With respect to predators, only the attraction of T. virescens to traps baited with ethanol + α-pinene was enhanced by the addition of either ipsdienol or ipsenol, with no benefit of including both compounds in the blend (Table 3). In contrast, catches of three other predatory species were enhanced by the addition of ipsenol but not ipsdienol. Addition of ipsdienol to traps baited with ipsenol negated the attractiveness of ipsenol in the blend for Lasconotus spp. (Table 3). Although ipsdienol enhanced catches of Platysoma spp., catches were highest in traps baited with ipsenol.
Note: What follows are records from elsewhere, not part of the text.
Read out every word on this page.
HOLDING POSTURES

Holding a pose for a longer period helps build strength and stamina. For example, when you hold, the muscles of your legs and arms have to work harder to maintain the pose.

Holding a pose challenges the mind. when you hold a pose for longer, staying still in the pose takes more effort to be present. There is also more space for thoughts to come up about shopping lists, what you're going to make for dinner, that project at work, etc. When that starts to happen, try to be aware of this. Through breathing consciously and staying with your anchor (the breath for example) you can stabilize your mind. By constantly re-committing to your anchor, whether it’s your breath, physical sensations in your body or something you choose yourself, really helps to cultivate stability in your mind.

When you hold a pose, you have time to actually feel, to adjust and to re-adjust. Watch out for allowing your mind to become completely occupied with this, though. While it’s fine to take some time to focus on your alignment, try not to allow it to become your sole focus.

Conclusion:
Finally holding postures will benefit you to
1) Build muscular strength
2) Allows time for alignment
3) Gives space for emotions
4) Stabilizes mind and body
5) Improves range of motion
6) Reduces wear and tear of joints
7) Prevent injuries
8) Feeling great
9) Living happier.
Ipsdienol reduced catches of Platysoma spp. in traps baited with ipsenol (Table 3). For detection of predators, preference by managers for traps baited with ethanol + α-pinene + ipsenol may be in order. However, in management programs for bark and woodboring beetles, managers would likely prefer to avoid depletions of predators that may be controlling pest species. In such cases, ipsdienol should be the preferred compound to add to traps baited with ethanol + α-pinene.
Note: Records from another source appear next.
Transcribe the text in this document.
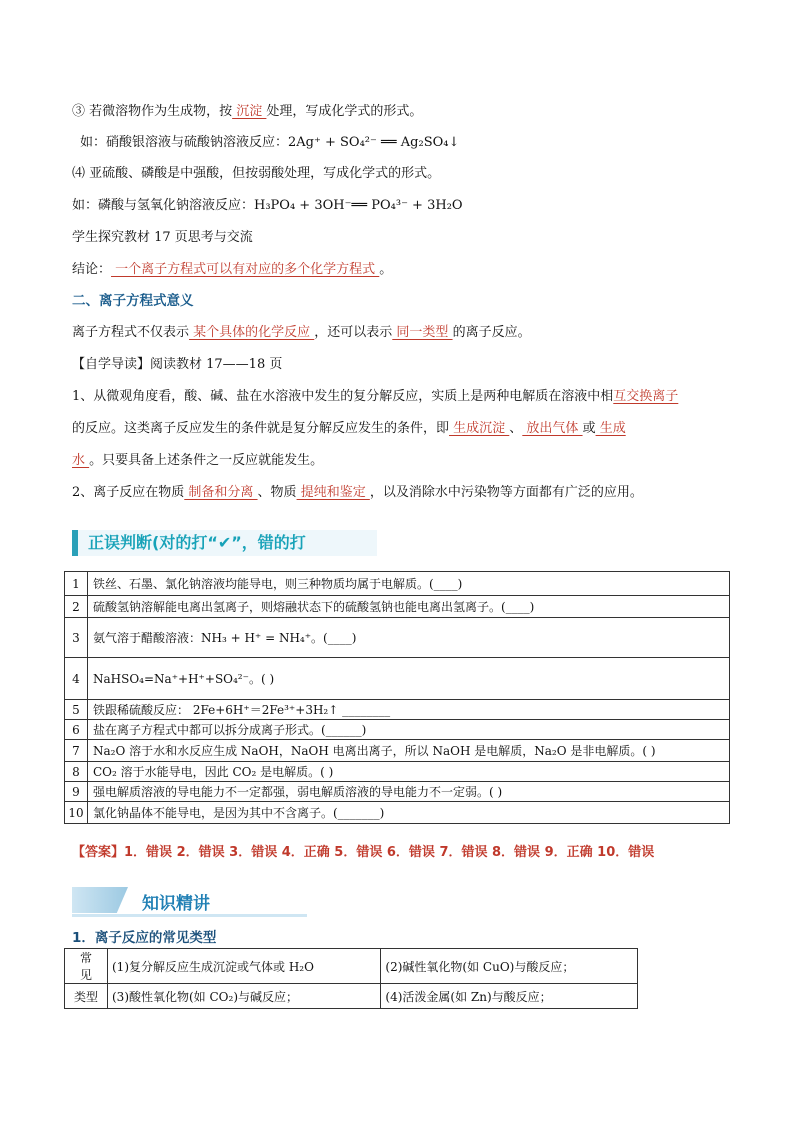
③ 若微溶物作为生成物，按 沉淀 处理，写成化学式的形式。
如：硝酸银溶液与硫酸钠溶液反应：2Ag⁺ + SO₄²⁻ ══ Ag₂SO₄↓
⑷ 亚硫酸、磷酸是中强酸，但按弱酸处理，写成化学式的形式。
如：磷酸与氢氧化钠溶液反应：H₃PO₄ + 3OH⁻══ PO₄³⁻ + 3H₂O
学生探究教材 17 页思考与交流
结论： 一个离子方程式可以有对应的多个化学方程式 。
二、离子方程式意义
离子方程式不仅表示 某个具体的化学反应 ，还可以表示 同一类型 的离子反应。
【自学导读】阅读教材 17——18 页
1、从微观角度看，酸、碱、盐在水溶液中发生的复分解反应，实质上是两种电解质在溶液中相互交换离子
的反应。这类离子反应发生的条件就是复分解反应发生的条件，即 生成沉淀 、 放出气体 或 生成
水 。只要具备上述条件之一反应就能发生。
2、离子反应在物质 制备和分离 、物质 提纯和鉴定 ，以及消除水中污染物等方面都有广泛的应用。
正误判断(对的打“✔”，错的打
1	铁丝、石墨、氯化钠溶液均能导电，则三种物质均属于电解质。(____)
2	硫酸氢钠溶解能电离出氢离子，则熔融状态下的硫酸氢钠也能电离出氢离子。(____)
3	氨气溶于醋酸溶液：NH₃ + H⁺ = NH₄⁺。(____)
4	NaHSO₄=Na⁺+H⁺+SO₄²⁻。( )
5	铁跟稀硫酸反应： 2Fe+6H⁺＝2Fe³⁺+3H₂↑ ________
6	盐在离子方程式中都可以拆分成离子形式。(______)
7	Na₂O 溶于水和水反应生成 NaOH，NaOH 电离出离子，所以 NaOH 是电解质，Na₂O 是非电解质。( )
8	CO₂ 溶于水能导电，因此 CO₂ 是电解质。( )
9	强电解质溶液的导电能力不一定都强，弱电解质溶液的导电能力不一定弱。( )
10	氯化钠晶体不能导电，是因为其中不含离子。(_______)
【答案】1．错误 2．错误 3．错误 4．正确 5．错误 6．错误 7．错误 8．错误 9．正确 10．错误
知识精讲
1．离子反应的常见类型
常　见	(1)复分解反应生成沉淀或气体或 H₂O	(2)碱性氧化物(如 CuO)与酸反应；
类型	(3)酸性氧化物(如 CO₂)与碱反应；	(4)活泼金属(如 Zn)与酸反应；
In a study across North America, adding the binary blend of ipsdienol + ipsenol enhanced catches of Monochamus spp. in traps baited with ethanol + α-pinene (Miller et al. 2013). For two species of Cerambycidae in the present study, attraction to traps baited with ethanol + α-pinene was enhanced by the addition of ipsdienol or ipsenol, but there was no benefit of including both compounds in the blend (Table 3). There was no adverse effect of either compound on catches of four other species of cerambycids in traps baited with ethanol + α-pinene. Similar results were found with ipsdienol and ipsenol for Monochamus scutellatus (Say) and Monochamus clamator (LeConte) in traps cobaited with α-pinene or ethanol + α-pinene in British Columbia (Allison et al. 2003). However, it is possible that both ipsdienol and ipsenol may not be required for all these species. For example, ipsenol was as effective as monochamol (a pheromone used by numerous Monochamus spp.) in trapping four of seven species of Monochamus and enhanced catches in traps baited with monochamol for six of the seven species (Miller et al. 2016).
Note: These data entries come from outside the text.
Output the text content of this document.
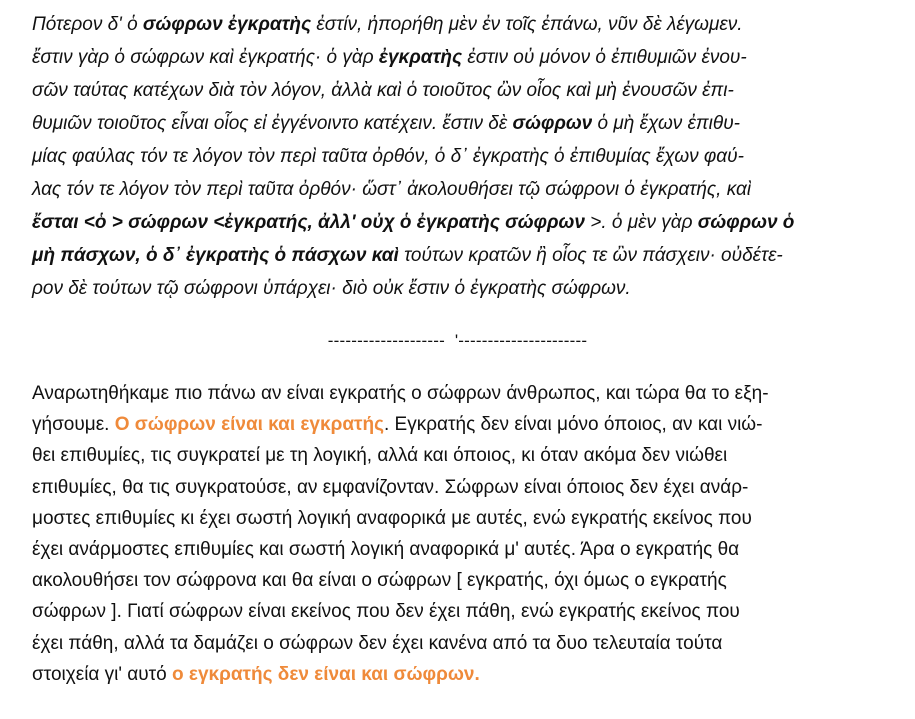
Πότερον δ' ὁ σώφρων ἐγκρατὴς ἐστίν, ἠπορήθη μὲν ἐν τοῖς ἐπάνω, νῦν δὲ λέγωμεν.
ἔστιν γὰρ ὁ σώφρων καὶ ἐγκρατής· ὁ γὰρ ἐγκρατὴς ἐστιν οὐ μόνον ὁ ἐπιθυμιῶν ἐνου-
σῶν ταύτας κατέχων διὰ τὸν λόγον, ἀλλὰ καὶ ὁ τοιοῦτος ὢν οἷος καὶ μὴ ἐνουσῶν ἐπι-
θυμιῶν τοιοῦτος εἶναι οἷος εἰ ἐγγένοιντο κατέχειν. ἔστιν δὲ σώφρων ὁ μὴ ἔχων ἐπιθυ-
μίας φαύλας τόν τε λόγον τὸν περὶ ταῦτα ὀρθόν, ὁ δ᾿ ἐγκρατὴς ὁ ἐπιθυμίας ἔχων φαύ-
λας τόν τε λόγον τὸν περὶ ταῦτα ὀρθόν· ὥστ᾿ ἀκολουθήσει τῷ σώφρονι ὁ ἐγκρατής, καὶ
ἔσται <ὁ > σώφρων <ἐγκρατής, ἀλλ' οὐχ ὁ ἐγκρατὴς σώφρων >. ὁ μὲν γὰρ σώφρων ὁ
μὴ πάσχων, ὁ δ᾿ ἐγκρατὴς ὁ πάσχων καὶ τούτων κρατῶν ἢ οἷος τε ὢν πάσχειν· οὐδέτε-
ρον δὲ τούτων τῷ σώφρονι ὑπάρχει· διὸ οὐκ ἔστιν ὁ ἐγκρατὴς σώφρων.
--------------------  '----------------------
Αναρωτηθήκαμε πιο πάνω αν είναι εγκρατής ο σώφρων άνθρωπος, και τώρα θα το εξη-
γήσουμε. Ο σώφρων είναι και εγκρατής. Εγκρατής δεν είναι μόνο όποιος, αν και νιώ-
θει επιθυμίες, τις συγκρατεί με τη λογική, αλλά και όποιος, κι όταν ακόμα δεν νιώθει
επιθυμίες, θα τις συγκρατούσε, αν εμφανίζονταν. Σώφρων είναι όποιος δεν έχει ανάρ-
μοστες επιθυμίες κι έχει σωστή λογική αναφορικά με αυτές, ενώ εγκρατής εκείνος που
έχει ανάρμοστες επιθυμίες και σωστή λογική αναφορικά μ' αυτές. Άρα ο εγκρατής θα
ακολουθήσει τον σώφρονα και θα είναι ο σώφρων [ εγκρατής, όχι όμως ο εγκρατής
σώφρων ]. Γιατί σώφρων είναι εκείνος που δεν έχει πάθη, ενώ εγκρατής εκείνος που
έχει πάθη, αλλά τα δαμάζει ο σώφρων δεν έχει κανένα από τα δυο τελευταία τούτα
στοιχεία γι' αυτό ο εγκρατής δεν είναι και σώφρων.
This study was conducted at one location in north-central Georgia. Clearly, additional studies are required with numerous other species over a broad geographic area. It is possible that the addition of other pheromones to traps baited with ethanol + α-pinene + ipsenol might yield better results than ipsdienol for a broad, generic lure blend for bark and woodboring beetles, at least in the Southeast. For example, various species of woodborers are attracted to traps baited with fuscumol and sulcatol in Georgia (Miller 2022). Allison et al. (2012b) found that catches of M. titillator and Monochamus carolinensis Olivier in traps baited with α-pinene were enhanced by the addition of the hardwood cerambycid pheromone syn-2,3-hexanediol. More focused research is required to develop multifunctional lure blends for the detection of bark and woodboring beetles in the future.